Induction of GRIA1, GRIA2, GRIA3 and GRIA4 expression by ketamine and the ketamine was lost when ERα was silenced by the use of siRNA in both U138-MG and U251-MG cells.

Figure 9

Induction of the expression of GRIA1, GRIA2 and GRIA4 by ketamine and ketamine metabolites was lost after ERα blockade by fulvestant (ICI). Specifically, the expression of AMPA receptors is known to be enhanced in response to ketamine therapy.
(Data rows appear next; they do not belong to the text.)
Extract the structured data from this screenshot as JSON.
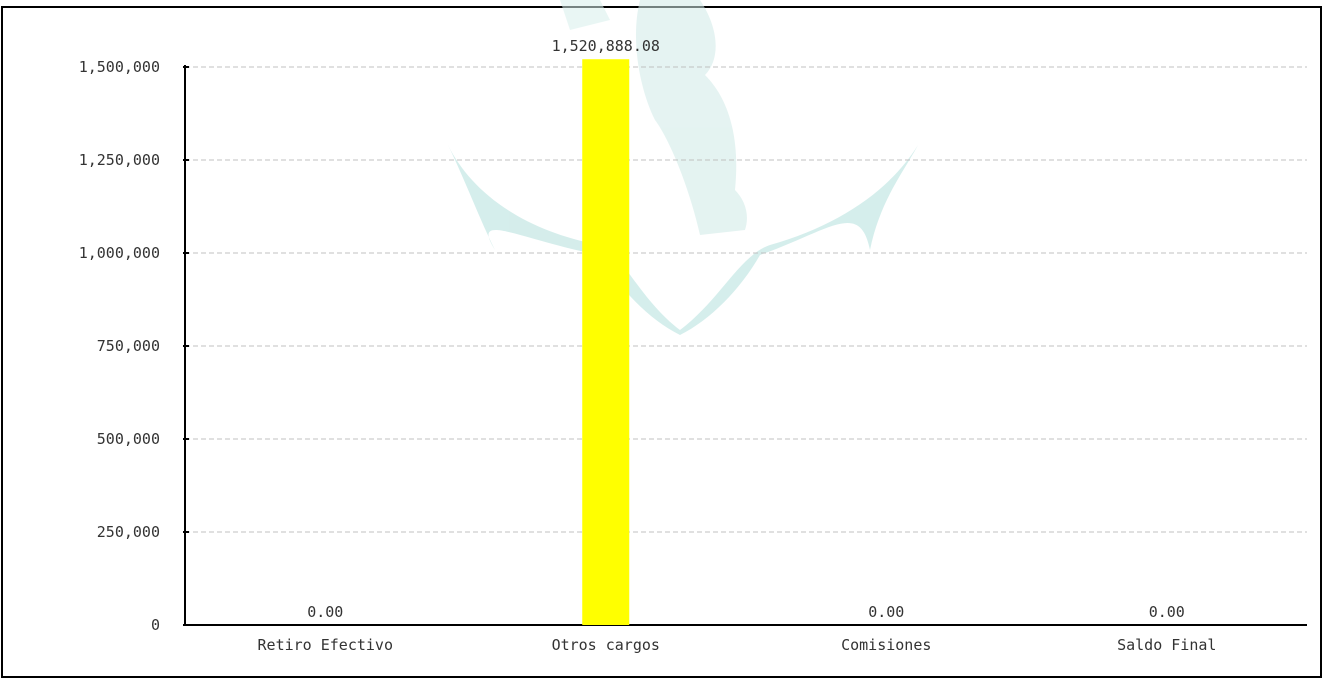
{
  "chart_data": {
    "type": "bar",
    "categories": [
      "Retiro Efectivo",
      "Otros cargos",
      "Comisiones",
      "Saldo Final"
    ],
    "values": [
      0.0,
      1520888.08,
      0.0,
      0.0
    ],
    "data_labels": [
      "0.00",
      "1,520,888.08",
      "0.00",
      "0.00"
    ],
    "yticks": [
      0,
      250000,
      500000,
      750000,
      1000000,
      1250000,
      1500000
    ],
    "ytick_labels": [
      "0",
      "250,000",
      "500,000",
      "750,000",
      "1,000,000",
      "1,250,000",
      "1,500,000"
    ],
    "ylim": [
      0,
      1500000
    ],
    "grid": true,
    "legend": "none",
    "title": "",
    "xlabel": "",
    "ylabel": "",
    "colors": {
      "bar": "#ffff00",
      "grid": "#c0c0c0",
      "axis": "#000000",
      "watermark": "#b3e0dc"
    }
  }
}
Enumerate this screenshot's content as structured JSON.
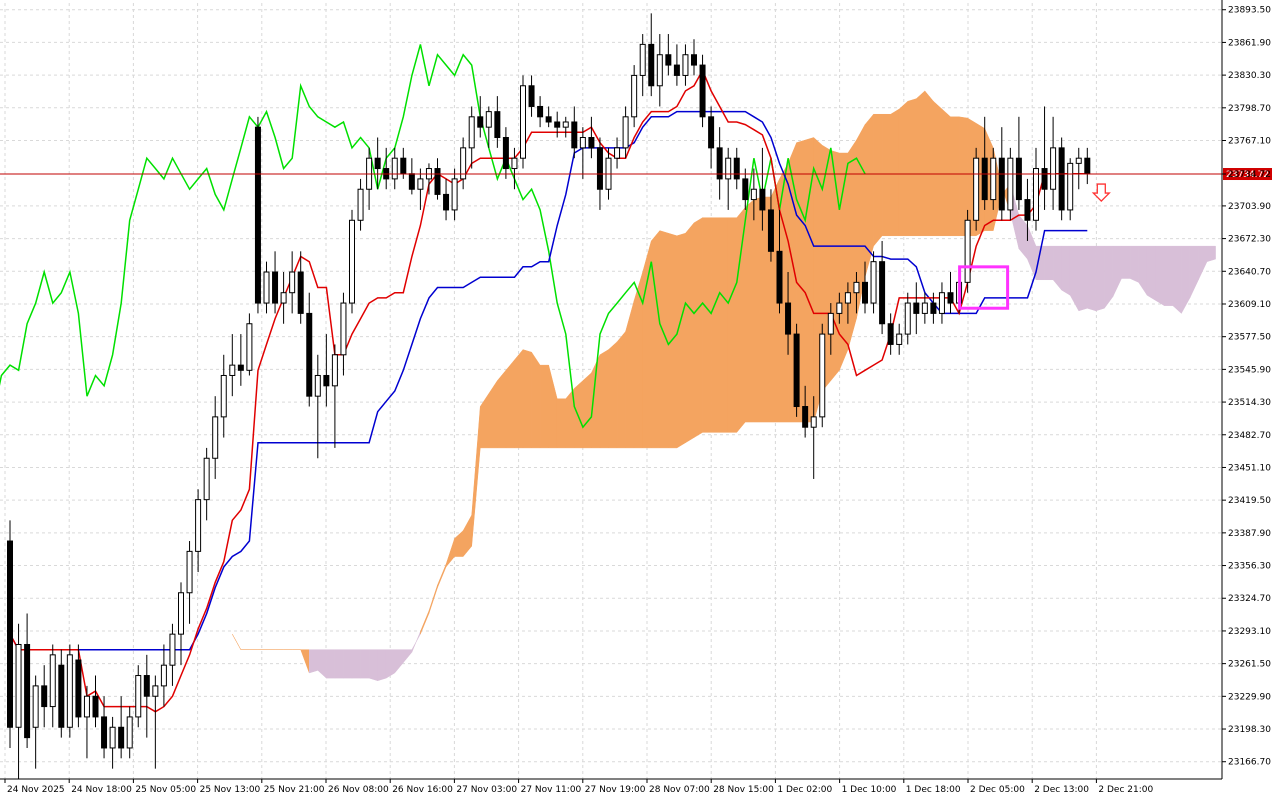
{
  "chart_data": {
    "type": "candlestick",
    "instrument_note": "",
    "colors": {
      "background": "#ffffff",
      "grid": "#d9d9d9",
      "candle_bull_body": "#ffffff",
      "candle_bear_body": "#000000",
      "candle_outline": "#000000",
      "tenkan": "#e00000",
      "kijun": "#0000d0",
      "chikou": "#00e000",
      "kumo_bull": "#f4a460",
      "kumo_bear": "#d8bfd8",
      "price_line": "#c00000",
      "price_tag": "#d00000",
      "highlight_box": "#ff33ff",
      "arrow": "#ff3333"
    },
    "y_axis": {
      "min": 23150,
      "max": 23900,
      "ticks": [
        "23893.50",
        "23861.90",
        "23830.30",
        "23798.70",
        "23767.10",
        "23734.72",
        "23703.90",
        "23672.30",
        "23640.70",
        "23609.10",
        "23577.50",
        "23545.90",
        "23514.30",
        "23482.70",
        "23451.10",
        "23419.50",
        "23387.90",
        "23356.30",
        "23324.70",
        "23293.10",
        "23261.50",
        "23229.90",
        "23198.30",
        "23166.70"
      ]
    },
    "x_axis": {
      "ticks": [
        "24 Nov 2025",
        "24 Nov 18:00",
        "25 Nov 05:00",
        "25 Nov 13:00",
        "25 Nov 21:00",
        "26 Nov 08:00",
        "26 Nov 16:00",
        "27 Nov 03:00",
        "27 Nov 11:00",
        "27 Nov 19:00",
        "28 Nov 07:00",
        "28 Nov 15:00",
        "1 Dec 02:00",
        "1 Dec 10:00",
        "1 Dec 18:00",
        "2 Dec 05:00",
        "2 Dec 13:00",
        "2 Dec 21:00"
      ]
    },
    "current_price": 23734.72,
    "candles": [
      {
        "o": 23380,
        "h": 23400,
        "l": 23180,
        "c": 23200
      },
      {
        "o": 23200,
        "h": 23300,
        "l": 23150,
        "c": 23280
      },
      {
        "o": 23280,
        "h": 23310,
        "l": 23180,
        "c": 23190
      },
      {
        "o": 23200,
        "h": 23250,
        "l": 23160,
        "c": 23240
      },
      {
        "o": 23240,
        "h": 23260,
        "l": 23200,
        "c": 23220
      },
      {
        "o": 23220,
        "h": 23280,
        "l": 23200,
        "c": 23270
      },
      {
        "o": 23260,
        "h": 23275,
        "l": 23190,
        "c": 23200
      },
      {
        "o": 23200,
        "h": 23280,
        "l": 23190,
        "c": 23270
      },
      {
        "o": 23265,
        "h": 23280,
        "l": 23200,
        "c": 23210
      },
      {
        "o": 23210,
        "h": 23240,
        "l": 23170,
        "c": 23230
      },
      {
        "o": 23230,
        "h": 23250,
        "l": 23200,
        "c": 23210
      },
      {
        "o": 23210,
        "h": 23230,
        "l": 23170,
        "c": 23180
      },
      {
        "o": 23180,
        "h": 23210,
        "l": 23160,
        "c": 23200
      },
      {
        "o": 23200,
        "h": 23230,
        "l": 23170,
        "c": 23180
      },
      {
        "o": 23180,
        "h": 23220,
        "l": 23170,
        "c": 23210
      },
      {
        "o": 23210,
        "h": 23260,
        "l": 23200,
        "c": 23250
      },
      {
        "o": 23250,
        "h": 23270,
        "l": 23190,
        "c": 23230
      },
      {
        "o": 23230,
        "h": 23250,
        "l": 23160,
        "c": 23240
      },
      {
        "o": 23240,
        "h": 23280,
        "l": 23220,
        "c": 23260
      },
      {
        "o": 23260,
        "h": 23300,
        "l": 23240,
        "c": 23290
      },
      {
        "o": 23290,
        "h": 23340,
        "l": 23260,
        "c": 23330
      },
      {
        "o": 23330,
        "h": 23380,
        "l": 23300,
        "c": 23370
      },
      {
        "o": 23370,
        "h": 23430,
        "l": 23350,
        "c": 23420
      },
      {
        "o": 23420,
        "h": 23470,
        "l": 23400,
        "c": 23460
      },
      {
        "o": 23460,
        "h": 23520,
        "l": 23440,
        "c": 23500
      },
      {
        "o": 23500,
        "h": 23560,
        "l": 23480,
        "c": 23540
      },
      {
        "o": 23540,
        "h": 23580,
        "l": 23520,
        "c": 23550
      },
      {
        "o": 23550,
        "h": 23580,
        "l": 23530,
        "c": 23545
      },
      {
        "o": 23545,
        "h": 23600,
        "l": 23540,
        "c": 23590
      },
      {
        "o": 23780,
        "h": 23790,
        "l": 23600,
        "c": 23610
      },
      {
        "o": 23610,
        "h": 23650,
        "l": 23600,
        "c": 23640
      },
      {
        "o": 23640,
        "h": 23660,
        "l": 23600,
        "c": 23610
      },
      {
        "o": 23610,
        "h": 23640,
        "l": 23590,
        "c": 23620
      },
      {
        "o": 23620,
        "h": 23660,
        "l": 23600,
        "c": 23640
      },
      {
        "o": 23640,
        "h": 23660,
        "l": 23590,
        "c": 23600
      },
      {
        "o": 23600,
        "h": 23620,
        "l": 23510,
        "c": 23520
      },
      {
        "o": 23520,
        "h": 23560,
        "l": 23460,
        "c": 23540
      },
      {
        "o": 23540,
        "h": 23580,
        "l": 23510,
        "c": 23530
      },
      {
        "o": 23530,
        "h": 23570,
        "l": 23470,
        "c": 23560
      },
      {
        "o": 23560,
        "h": 23620,
        "l": 23540,
        "c": 23610
      },
      {
        "o": 23610,
        "h": 23700,
        "l": 23600,
        "c": 23690
      },
      {
        "o": 23690,
        "h": 23730,
        "l": 23680,
        "c": 23720
      },
      {
        "o": 23720,
        "h": 23760,
        "l": 23700,
        "c": 23750
      },
      {
        "o": 23750,
        "h": 23770,
        "l": 23720,
        "c": 23740
      },
      {
        "o": 23740,
        "h": 23760,
        "l": 23720,
        "c": 23730
      },
      {
        "o": 23730,
        "h": 23760,
        "l": 23720,
        "c": 23750
      },
      {
        "o": 23750,
        "h": 23760,
        "l": 23730,
        "c": 23735
      },
      {
        "o": 23735,
        "h": 23750,
        "l": 23715,
        "c": 23720
      },
      {
        "o": 23720,
        "h": 23740,
        "l": 23700,
        "c": 23730
      },
      {
        "o": 23730,
        "h": 23745,
        "l": 23715,
        "c": 23740
      },
      {
        "o": 23740,
        "h": 23750,
        "l": 23710,
        "c": 23715
      },
      {
        "o": 23715,
        "h": 23730,
        "l": 23690,
        "c": 23700
      },
      {
        "o": 23700,
        "h": 23740,
        "l": 23690,
        "c": 23730
      },
      {
        "o": 23730,
        "h": 23770,
        "l": 23720,
        "c": 23760
      },
      {
        "o": 23760,
        "h": 23800,
        "l": 23740,
        "c": 23790
      },
      {
        "o": 23790,
        "h": 23810,
        "l": 23770,
        "c": 23780
      },
      {
        "o": 23780,
        "h": 23800,
        "l": 23760,
        "c": 23795
      },
      {
        "o": 23795,
        "h": 23810,
        "l": 23760,
        "c": 23770
      },
      {
        "o": 23770,
        "h": 23780,
        "l": 23730,
        "c": 23740
      },
      {
        "o": 23740,
        "h": 23760,
        "l": 23720,
        "c": 23750
      },
      {
        "o": 23750,
        "h": 23830,
        "l": 23740,
        "c": 23820
      },
      {
        "o": 23820,
        "h": 23830,
        "l": 23790,
        "c": 23800
      },
      {
        "o": 23800,
        "h": 23810,
        "l": 23780,
        "c": 23790
      },
      {
        "o": 23790,
        "h": 23800,
        "l": 23780,
        "c": 23785
      },
      {
        "o": 23785,
        "h": 23795,
        "l": 23770,
        "c": 23780
      },
      {
        "o": 23780,
        "h": 23790,
        "l": 23770,
        "c": 23785
      },
      {
        "o": 23785,
        "h": 23800,
        "l": 23750,
        "c": 23760
      },
      {
        "o": 23760,
        "h": 23780,
        "l": 23730,
        "c": 23770
      },
      {
        "o": 23770,
        "h": 23790,
        "l": 23750,
        "c": 23760
      },
      {
        "o": 23760,
        "h": 23770,
        "l": 23700,
        "c": 23720
      },
      {
        "o": 23720,
        "h": 23760,
        "l": 23710,
        "c": 23750
      },
      {
        "o": 23750,
        "h": 23770,
        "l": 23740,
        "c": 23760
      },
      {
        "o": 23760,
        "h": 23800,
        "l": 23750,
        "c": 23790
      },
      {
        "o": 23790,
        "h": 23840,
        "l": 23780,
        "c": 23830
      },
      {
        "o": 23830,
        "h": 23870,
        "l": 23810,
        "c": 23860
      },
      {
        "o": 23860,
        "h": 23890,
        "l": 23810,
        "c": 23820
      },
      {
        "o": 23820,
        "h": 23870,
        "l": 23800,
        "c": 23850
      },
      {
        "o": 23850,
        "h": 23870,
        "l": 23830,
        "c": 23840
      },
      {
        "o": 23840,
        "h": 23860,
        "l": 23820,
        "c": 23830
      },
      {
        "o": 23830,
        "h": 23860,
        "l": 23820,
        "c": 23850
      },
      {
        "o": 23850,
        "h": 23865,
        "l": 23830,
        "c": 23840
      },
      {
        "o": 23840,
        "h": 23850,
        "l": 23780,
        "c": 23790
      },
      {
        "o": 23790,
        "h": 23800,
        "l": 23740,
        "c": 23760
      },
      {
        "o": 23760,
        "h": 23780,
        "l": 23710,
        "c": 23730
      },
      {
        "o": 23730,
        "h": 23760,
        "l": 23700,
        "c": 23750
      },
      {
        "o": 23750,
        "h": 23760,
        "l": 23720,
        "c": 23730
      },
      {
        "o": 23730,
        "h": 23740,
        "l": 23700,
        "c": 23710
      },
      {
        "o": 23710,
        "h": 23740,
        "l": 23690,
        "c": 23720
      },
      {
        "o": 23720,
        "h": 23760,
        "l": 23680,
        "c": 23700
      },
      {
        "o": 23700,
        "h": 23720,
        "l": 23650,
        "c": 23660
      },
      {
        "o": 23660,
        "h": 23700,
        "l": 23600,
        "c": 23610
      },
      {
        "o": 23610,
        "h": 23640,
        "l": 23560,
        "c": 23580
      },
      {
        "o": 23580,
        "h": 23590,
        "l": 23500,
        "c": 23510
      },
      {
        "o": 23510,
        "h": 23530,
        "l": 23480,
        "c": 23490
      },
      {
        "o": 23490,
        "h": 23520,
        "l": 23440,
        "c": 23500
      },
      {
        "o": 23500,
        "h": 23590,
        "l": 23490,
        "c": 23580
      },
      {
        "o": 23580,
        "h": 23610,
        "l": 23560,
        "c": 23600
      },
      {
        "o": 23600,
        "h": 23620,
        "l": 23590,
        "c": 23610
      },
      {
        "o": 23610,
        "h": 23630,
        "l": 23590,
        "c": 23620
      },
      {
        "o": 23620,
        "h": 23640,
        "l": 23600,
        "c": 23630
      },
      {
        "o": 23630,
        "h": 23650,
        "l": 23600,
        "c": 23610
      },
      {
        "o": 23610,
        "h": 23660,
        "l": 23600,
        "c": 23650
      },
      {
        "o": 23650,
        "h": 23670,
        "l": 23580,
        "c": 23590
      },
      {
        "o": 23590,
        "h": 23600,
        "l": 23560,
        "c": 23570
      },
      {
        "o": 23570,
        "h": 23590,
        "l": 23560,
        "c": 23580
      },
      {
        "o": 23580,
        "h": 23620,
        "l": 23570,
        "c": 23610
      },
      {
        "o": 23610,
        "h": 23630,
        "l": 23580,
        "c": 23600
      },
      {
        "o": 23600,
        "h": 23620,
        "l": 23590,
        "c": 23610
      },
      {
        "o": 23610,
        "h": 23620,
        "l": 23590,
        "c": 23600
      },
      {
        "o": 23600,
        "h": 23630,
        "l": 23590,
        "c": 23620
      },
      {
        "o": 23620,
        "h": 23640,
        "l": 23600,
        "c": 23610
      },
      {
        "o": 23610,
        "h": 23640,
        "l": 23600,
        "c": 23630
      },
      {
        "o": 23630,
        "h": 23700,
        "l": 23620,
        "c": 23690
      },
      {
        "o": 23690,
        "h": 23760,
        "l": 23680,
        "c": 23750
      },
      {
        "o": 23750,
        "h": 23790,
        "l": 23700,
        "c": 23710
      },
      {
        "o": 23710,
        "h": 23760,
        "l": 23700,
        "c": 23750
      },
      {
        "o": 23750,
        "h": 23780,
        "l": 23690,
        "c": 23700
      },
      {
        "o": 23700,
        "h": 23760,
        "l": 23690,
        "c": 23750
      },
      {
        "o": 23750,
        "h": 23790,
        "l": 23700,
        "c": 23710
      },
      {
        "o": 23710,
        "h": 23730,
        "l": 23670,
        "c": 23690
      },
      {
        "o": 23690,
        "h": 23760,
        "l": 23680,
        "c": 23740
      },
      {
        "o": 23740,
        "h": 23800,
        "l": 23700,
        "c": 23720
      },
      {
        "o": 23720,
        "h": 23790,
        "l": 23700,
        "c": 23760
      },
      {
        "o": 23760,
        "h": 23770,
        "l": 23690,
        "c": 23700
      },
      {
        "o": 23700,
        "h": 23750,
        "l": 23690,
        "c": 23745
      },
      {
        "o": 23745,
        "h": 23760,
        "l": 23720,
        "c": 23750
      },
      {
        "o": 23750,
        "h": 23760,
        "l": 23725,
        "c": 23735
      }
    ]
  }
}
However, we observed that GRIA1, GRIA2 and GRIA4 were not induced by increasing concentrations of ketamine or its metabolites (100, 200, 400 nM) after ER blockade. Values shown are mean +/− SEM of three independent determinations.

Figure 10

(A) SPR sensorgrams showing the dose-dependent binding of ketamine (52 – 823 nM) to ERα, as indicated by relative response units (RUs) after background subtraction. (B) Plot of RU_max versus ketamine concentration. Inset, Scatchard plot of ketamine binding.

Figure 11

(A) Saturation curves for the binding of increasing concentrations of [³H]-ketamine to ERα (K_D=344.5 ± 13 nM). (B) [³H]-Ketamine competition binding curves. Data are expressed as percentages of specific binding of [³H]-ketamine vs. log of the competitor concentration (non-radioactive drug concentrations ranged from 0.4 nM to 400 μM). Each point represents the mean±SEM of three independent determinations.

Figure 12

(A) Saturation curves for the binding of increasing concentrations of [³H]-estradiol to ERα (K_D=3.67 ± 0.56 nM). (B) [³H]-estradiol competition binding curves. Data are expressed as percentages of specific binding of [³H]-estradiol vs. log of the competitor concentration (non-radioactive E2 concentrations ranged from 0.0002 nM to 20 μM, concentrations of ketamine and 4nM to 40mM for the two metabolites. Each point represents mean±SEM of three independent determinations.

Figure 13

Immunofluorescence staining of U251-MG cells showing ERα nuclear translocation after the cells were treated with E2 (0.1 nM), or with 400 nM ketamine or its active metabolites.